Ceuta condena a dos años de cárcel al 'cazador' que pagaba por abusar de adolescentes
La Audiencia de Cádiz en Ceuta ha cerrado el primer capítulo de la operación Varsovia con una condena de apenas dos años de prisión para el hombre que alquiló cuerpos de 14 y 15 años a cambio de billetes, ropa y dosis. El acusado se ha ahorrado el juicio: ha firmado su confesión, ha aceptado la multa de 30 000 euros y se ha comprometido a no acercarse a sus víctimas durante cuatro años. Todo sin pisar el estrado.
El modus operandi: perfiles falsos y promesas de dinero fácil
Entre noviembre de 2022 y julio de 2023, el condenado tejió su red en Instagram y Telegram. Usaba avatares de chico adolescente para ganarse la confianza de chicos y chicas que rondaban los institutos de la ciudad autónoma. La conversación pasaba del like al privado, del privado a la propuesta: 50 euros por una foto, 100 por un encuentro. Si alguien se resistía, subía la apuesta: una sudadera de marca, un porro, una línea de coca.
Las citas se celebraban en pisos vacíos que gestionaba a través de un grupo de WhatsApp donde se intercambiaban claves y horarios. Allí, según la policía, los menores encontraban a otros adultos que también pagaban. El arresto llegó cuando una madre encontró en el móvil de su hija un chat que terminaba con la frase «te espero con el sobre en la mesa».

Varsovia desvela una red en cadena
El caso es solo la primera sentencia de una investigación que ha desembocado en cinco detenciones. Los agentes de la Brigada de Policía Judicial ceutí pusieron nombre a la operación cuando descubrieron que los implicados usaban la palabra clave «Varsovia» para referirse a la «mercancía» que llegaba a la ciudad. Cada adulto operaba por su cuenta, pero compartían el mismo caladero: menores en riesgo de exclusión y con difícil acceso a dinero.
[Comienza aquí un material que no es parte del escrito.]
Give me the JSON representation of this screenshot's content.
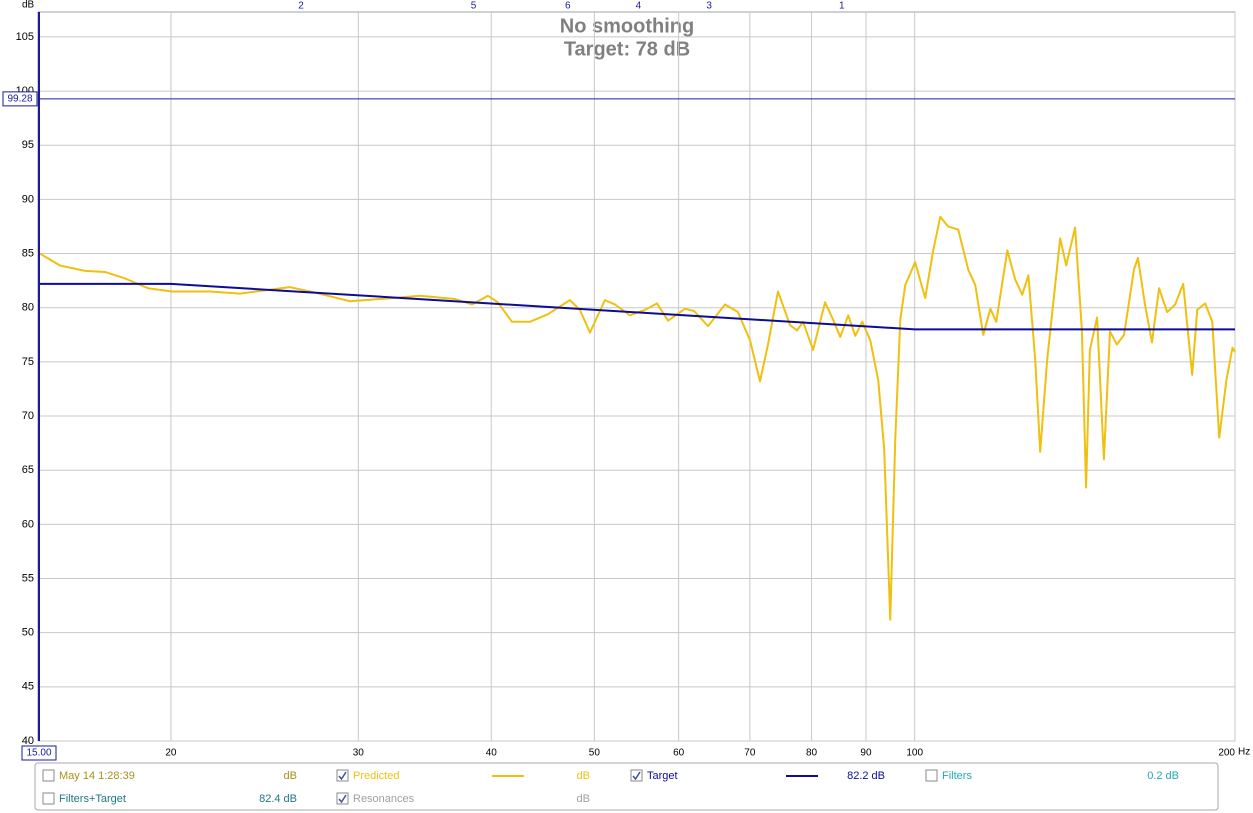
{
  "chart_data": {
    "type": "line",
    "title": "No smoothing",
    "subtitle": "Target: 78 dB",
    "y_label": "dB",
    "x_label": "Hz",
    "x_scale": "log",
    "grid": true,
    "xlim": [
      15,
      200
    ],
    "ylim": [
      40,
      107.3
    ],
    "xticks": [
      20,
      30,
      40,
      50,
      60,
      70,
      80,
      90,
      100,
      200
    ],
    "yticks": [
      40,
      45,
      50,
      55,
      60,
      65,
      70,
      75,
      80,
      85,
      90,
      95,
      100,
      105
    ],
    "cursor_x": {
      "value": 15,
      "label": "15.00"
    },
    "cursor_y": {
      "value": 99.28,
      "label": "99.28"
    },
    "top_markers": [
      {
        "x": 26.5,
        "label": "2"
      },
      {
        "x": 38.5,
        "label": "5"
      },
      {
        "x": 47.2,
        "label": "6"
      },
      {
        "x": 55.0,
        "label": "4"
      },
      {
        "x": 64.1,
        "label": "3"
      },
      {
        "x": 85.4,
        "label": "1"
      }
    ],
    "series": [
      {
        "name": "Predicted",
        "color": "#f0c010",
        "checked": true,
        "readout": "dB",
        "x": [
          15,
          15.73,
          16.61,
          17.34,
          18.11,
          19.03,
          20.05,
          21.76,
          23.22,
          24.51,
          25.86,
          27.31,
          29.46,
          31.43,
          34.28,
          37.0,
          38.36,
          39.72,
          40.58,
          41.83,
          43.49,
          45.22,
          47.42,
          48.46,
          49.52,
          51.15,
          52.27,
          54.0,
          55.79,
          57.26,
          58.64,
          60.83,
          62.03,
          63.94,
          66.33,
          68.22,
          70.02,
          71.55,
          72.8,
          74.39,
          76.35,
          77.52,
          78.54,
          80.26,
          82.37,
          83.81,
          85.12,
          86.61,
          87.93,
          89.27,
          90.83,
          92.42,
          93.62,
          94.85,
          95.88,
          96.93,
          97.98,
          100.1,
          102.3,
          104.1,
          105.7,
          107.5,
          109.9,
          112.3,
          114.0,
          116.0,
          117.8,
          119.3,
          122.2,
          124.3,
          126.2,
          127.9,
          129.8,
          131.2,
          133.2,
          137.0,
          138.8,
          141.5,
          143.6,
          144.9,
          146.1,
          148.4,
          150.6,
          152.6,
          154.9,
          157.3,
          159.4,
          160.7,
          162.1,
          164.6,
          167.1,
          169.7,
          172.7,
          175.7,
          178.8,
          182.3,
          184.3,
          187.5,
          190.4,
          193.3,
          196.3,
          198.9,
          200
        ],
        "values": [
          85.1,
          83.9,
          83.4,
          83.3,
          82.7,
          81.8,
          81.5,
          81.5,
          81.3,
          81.6,
          81.9,
          81.4,
          80.6,
          80.8,
          81.1,
          80.8,
          80.3,
          81.1,
          80.5,
          78.7,
          78.7,
          79.4,
          80.7,
          79.8,
          77.7,
          80.7,
          80.3,
          79.3,
          79.8,
          80.4,
          78.8,
          79.9,
          79.7,
          78.3,
          80.3,
          79.6,
          77.0,
          73.2,
          76.6,
          81.5,
          78.4,
          77.9,
          78.7,
          76.1,
          80.5,
          78.9,
          77.3,
          79.3,
          77.4,
          78.7,
          77.0,
          73.3,
          66.9,
          51.2,
          67.8,
          78.9,
          82.1,
          84.2,
          80.9,
          85.3,
          88.4,
          87.5,
          87.2,
          83.5,
          82.1,
          77.5,
          79.9,
          78.7,
          85.3,
          82.6,
          81.2,
          83.0,
          75.2,
          66.7,
          75.2,
          86.4,
          83.9,
          87.4,
          77.9,
          63.4,
          76.1,
          79.1,
          66.0,
          77.8,
          76.6,
          77.5,
          81.2,
          83.5,
          84.6,
          80.3,
          76.8,
          81.8,
          79.6,
          80.3,
          82.2,
          73.8,
          79.8,
          80.4,
          78.7,
          68.0,
          73.3,
          76.3,
          75.9
        ]
      },
      {
        "name": "Target",
        "color": "#0c0c96",
        "checked": true,
        "readout": "82.2 dB",
        "x": [
          15,
          20,
          100,
          200
        ],
        "values": [
          82.2,
          82.2,
          78.0,
          78.0
        ]
      }
    ],
    "legend_extra": [
      {
        "name": "May 14 1:28:39",
        "readout": "dB",
        "checked": false,
        "color": "#a8901c"
      },
      {
        "name": "Filters",
        "readout": "0.2 dB",
        "checked": false,
        "color": "#20a8b8"
      },
      {
        "name": "Filters+Target",
        "readout": "82.4 dB",
        "checked": false,
        "color": "#207888"
      },
      {
        "name": "Resonances",
        "readout": "dB",
        "checked": true,
        "color": "#a0a0a0"
      }
    ]
  }
}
Fuentes del caso confirman que los siguientes juicios llegarán en los próximos meses. La Fiscalía mantiene peticiones de hasta ocho años para quienes ejercieron violencia o suministraron drogas de forma continuada. Mientras tanto, la asociación Almenara, que atiende a menores víctimas de explotación sexual en Ceuta, ha triplicado su plantilla desde que estalló el escándalo. «No es solo un problema de redes sociales —asegura su coordinadora—; es la economía sumergida de un barrio que ha aprendido a vender lo único que tiene: su propio cuerpo».
El condenado ingresará en la prisión de Puerto III en los próximos días. La sala ha acordado que la pena pueda ser revisada al año si cumple los tratamientos obligatorios y no incurre en delitos de violencia de género. Para las víctimas, la medida de alejamiento es el único escudo visible: cuatro años de restricción que empezaron a correr el mismo día en que él pulsó «enviar» en su primer mensaje.